# First GSD Lifetime Achievement Award



## mygsds (Jan 7, 2007)

I already posted this on the agility forum but I love bragging about my guy so I'm posting it here too )
My GSD, Killian, became the first GSD to earn the Canadian Agility (AAC) Lifetime Achievement Award of Excellence 2 weeks ago. Killian has many agility titles but this one was the ultimate (he is also only the 26th dog of any breed to get this far). He is 10 1/2 years old and only started agility when he was 7 after we retired from schutzhund. Shows you can teach an old dog new tricks - if the dog is a GSD ))

Pat


----------



## kelso (Jan 22, 2007)

WOW!! That is awesome..and at 10 1/2!!!! How cool. Congrats to the both of you!!

Any pics?


----------



## BJDimock (Sep 14, 2008)

Great job to you both!!! Its nice to see the seniors still going strong!


----------



## thor wgsd (Jun 18, 2008)

Congrats! well done


----------



## CherryCola (Apr 24, 2006)

Wow!!!!







to the both of you!!


----------



## Barb E (Jun 6, 2004)

!!!


----------



## Kayos and Havoc (Oct 17, 2002)

Awesome!!!!!


----------



## W.Oliver (Aug 26, 2007)

Gave me goose bumps reading that....to cool for words! I lost a dog I loved dearly when she was 10, and to read your story about a retired SchH dog and that caliber of achievement from 7 to 10.5....all I can saw is WOW! Says alot about the GSD, but even more about the handler/trainer!


----------



## mygsds (Jan 7, 2007)

Thank you. I learned a lot of my training with Killian -we learned together and I think that's what made us a good team.

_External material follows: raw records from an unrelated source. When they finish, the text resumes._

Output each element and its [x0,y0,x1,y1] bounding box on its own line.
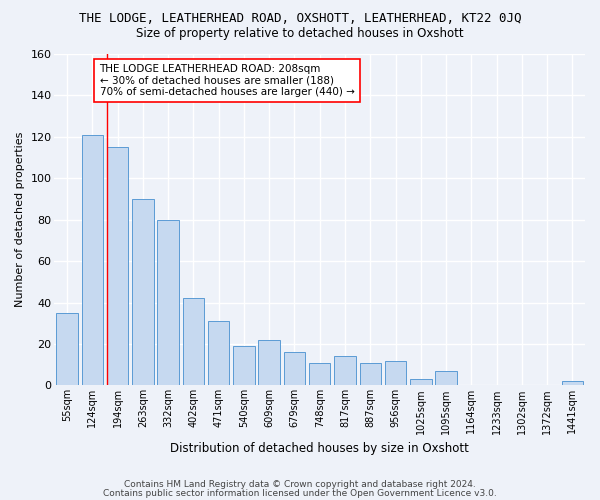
Bar [385,360,406,386]
Bar [562,381,583,386]
Text: Contains public sector information licensed under the Open Government Licence v3: Contains public sector information licen… [103,489,497,498]
Bar [82,135,103,386]
Bar [208,321,229,386]
Bar [334,356,356,386]
Text: Contains HM Land Registry data © Crown copyright and database right 2024.: Contains HM Land Registry data © Crown c… [124,480,476,489]
Text: THE LODGE LEATHERHEAD ROAD: 208sqm
← 30% of detached houses are smaller (188)
70: THE LODGE LEATHERHEAD ROAD: 208sqm ← 30%… [100,64,355,97]
Bar [359,362,381,386]
Bar [284,352,305,386]
X-axis label: Distribution of detached houses by size in Oxshott: Distribution of detached houses by size … [170,442,469,455]
Bar [107,147,128,386]
Bar [132,199,154,386]
Bar [309,362,331,386]
Text: Size of property relative to detached houses in Oxshott: Size of property relative to detached ho… [136,28,464,40]
Bar [56,313,78,386]
Y-axis label: Number of detached properties: Number of detached properties [15,132,25,308]
Bar [436,371,457,386]
Bar [259,340,280,386]
Bar [157,220,179,386]
Bar [233,346,254,386]
Text: THE LODGE, LEATHERHEAD ROAD, OXSHOTT, LEATHERHEAD, KT22 0JQ: THE LODGE, LEATHERHEAD ROAD, OXSHOTT, LE… [79,12,521,26]
Bar [410,379,431,386]
Bar [182,298,204,386]
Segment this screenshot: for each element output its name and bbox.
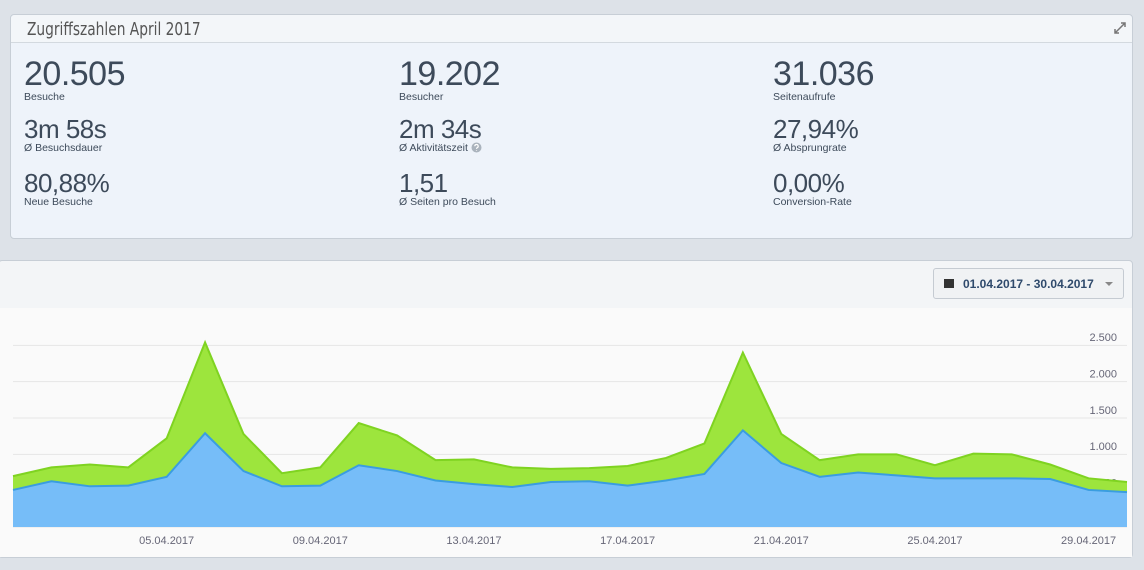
stat: 3m 58s Ø Besuchsdauer xyxy=(24,114,107,154)
stat: 1,51 Ø Seiten pro Besuch xyxy=(399,168,496,208)
stat: 0,00% Conversion-Rate xyxy=(773,168,852,208)
stat-value: 3m 58s xyxy=(24,114,107,144)
stat: 2m 34s Ø Aktivitätszeit xyxy=(399,114,482,154)
stat: 20.505 Besuche xyxy=(24,55,126,103)
y-tick-label: 2.000 xyxy=(1089,369,1117,381)
help-icon[interactable] xyxy=(471,142,482,153)
stat: 80,88% Neue Besuche xyxy=(24,168,110,208)
x-tick-label: 13.04.2017 xyxy=(446,535,501,547)
panel-header: Zugriffszahlen April 2017 xyxy=(11,15,1132,43)
x-tick-label: 17.04.2017 xyxy=(600,535,655,547)
stat-label-text: Besuche xyxy=(24,91,65,103)
x-tick-label: 05.04.2017 xyxy=(139,535,194,547)
stat-value: 1,51 xyxy=(399,168,448,198)
chart: 05001.0001.5002.0002.50005.04.201709.04.… xyxy=(0,308,1132,557)
date-range: 01.04.2017 - 30.04.2017 xyxy=(963,277,1094,291)
stat-label: Besuche xyxy=(24,91,125,103)
stat-label-text: Ø Besuchsdauer xyxy=(24,142,103,154)
stat-value: 31.036 xyxy=(773,55,875,93)
stat-label: Ø Seiten pro Besuch xyxy=(399,196,496,208)
stat-label-text: Ø Aktivitätszeit xyxy=(399,142,468,154)
stat-label: Ø Aktivitätszeit xyxy=(399,142,482,154)
panel-title: Zugriffszahlen April 2017 xyxy=(27,19,201,40)
stat: 19.202 Besucher xyxy=(399,55,501,103)
x-tick-label: 29.04.2017 xyxy=(1061,535,1116,547)
expand-icon[interactable] xyxy=(1114,22,1126,34)
stat-label: Ø Besuchsdauer xyxy=(24,142,106,154)
stat-value: 19.202 xyxy=(399,55,501,93)
y-tick-label: 1.500 xyxy=(1089,405,1117,417)
stat-label-text: Ø Absprungrate xyxy=(773,142,847,154)
stat: 27,94% Ø Absprungrate xyxy=(773,114,859,154)
stat-value: 20.505 xyxy=(24,55,126,93)
y-tick-label: 2.500 xyxy=(1089,332,1117,344)
stat: 31.036 Seitenaufrufe xyxy=(773,55,875,103)
area-line xyxy=(12,428,1128,494)
stat-value: 0,00% xyxy=(773,168,845,198)
stat-value: 27,94% xyxy=(773,114,859,144)
y-tick-label: 1.000 xyxy=(1089,441,1117,453)
stat-label-text: Besucher xyxy=(399,91,444,103)
stat-value: 80,88% xyxy=(24,168,110,198)
stat-label: Ø Absprungrate xyxy=(773,142,858,154)
stat-label-text: Seitenaufrufe xyxy=(773,91,836,103)
stats-panel: Zugriffszahlen April 2017 20.505 Besuche 1… xyxy=(10,14,1133,239)
stat-label-text: Ø Seiten pro Besuch xyxy=(399,196,496,208)
stat-label: Neue Besuche xyxy=(24,196,109,208)
date-range-button[interactable]: 01.04.2017 - 30.04.2017 xyxy=(933,268,1124,299)
stat-label: Conversion-Rate xyxy=(773,196,852,208)
stat-value: 2m 34s xyxy=(399,114,482,144)
stat-label-text: Conversion-Rate xyxy=(773,196,852,208)
area-line xyxy=(12,339,1128,483)
x-tick-label: 21.04.2017 xyxy=(754,535,809,547)
stat-label: Besucher xyxy=(399,91,500,103)
x-tick-label: 25.04.2017 xyxy=(907,535,962,547)
area-fill xyxy=(13,430,1127,527)
stat-label: Seitenaufrufe xyxy=(773,91,874,103)
x-tick-label: 09.04.2017 xyxy=(293,535,348,547)
stat-label-text: Neue Besuche xyxy=(24,196,93,208)
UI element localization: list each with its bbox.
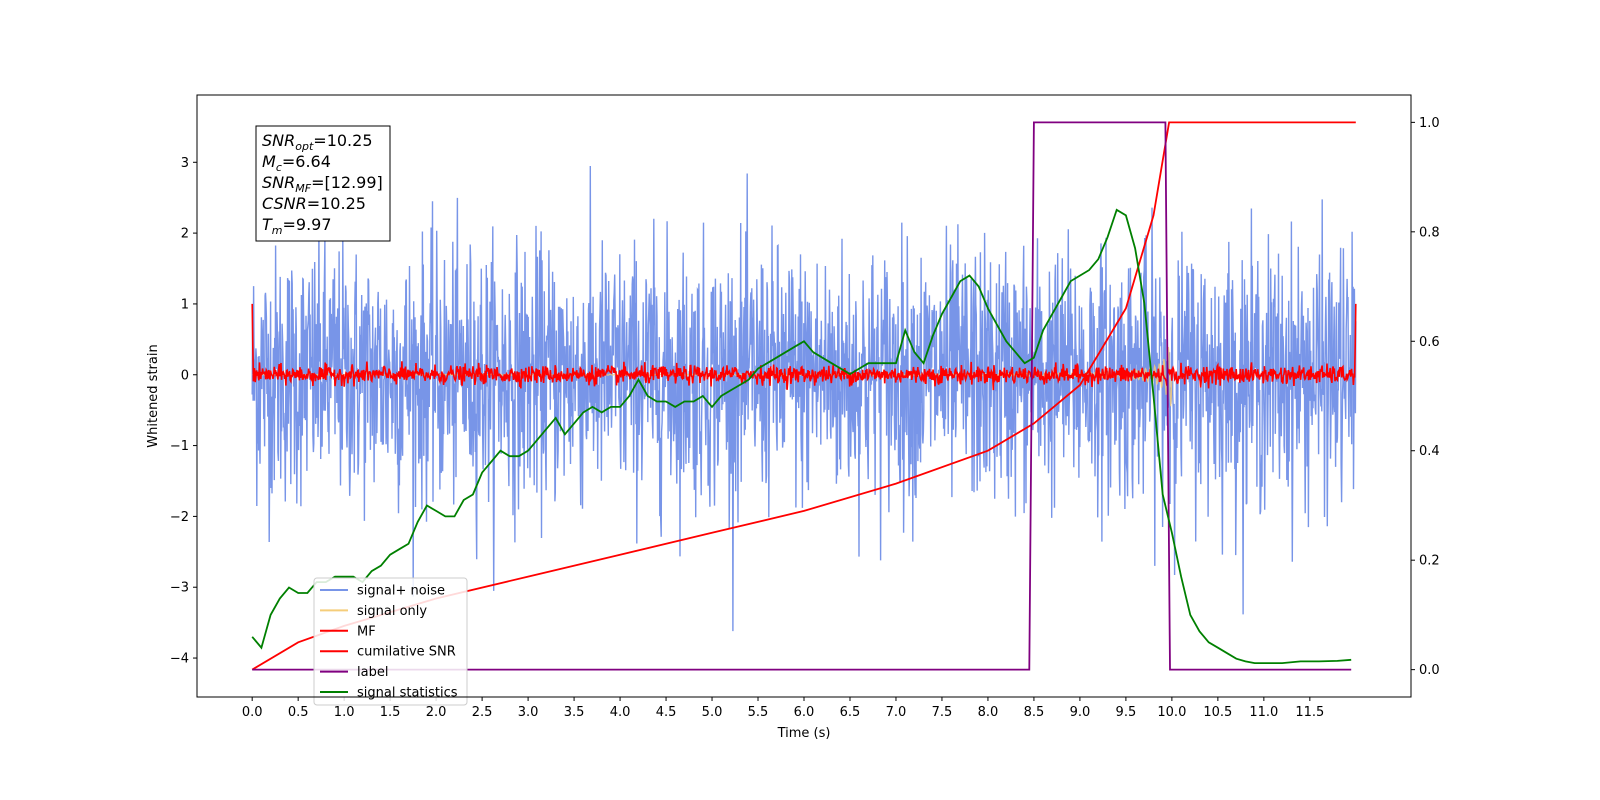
- x-tick-label: 10.0: [1157, 705, 1186, 720]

I'm starting a young GSD in agility now and while she will be faster and more flashy and I love her dearly, I don't think I will ever find that same soul mate I have in Killian again. 

Killian will be having a TPLO on Tuesday as he ruptured a cruciate ligament right after he got that award so that may have been his retirement run - I'm just hoping he will be back happy and pain free after this regardless of what he can do in agility. 

Pat


----------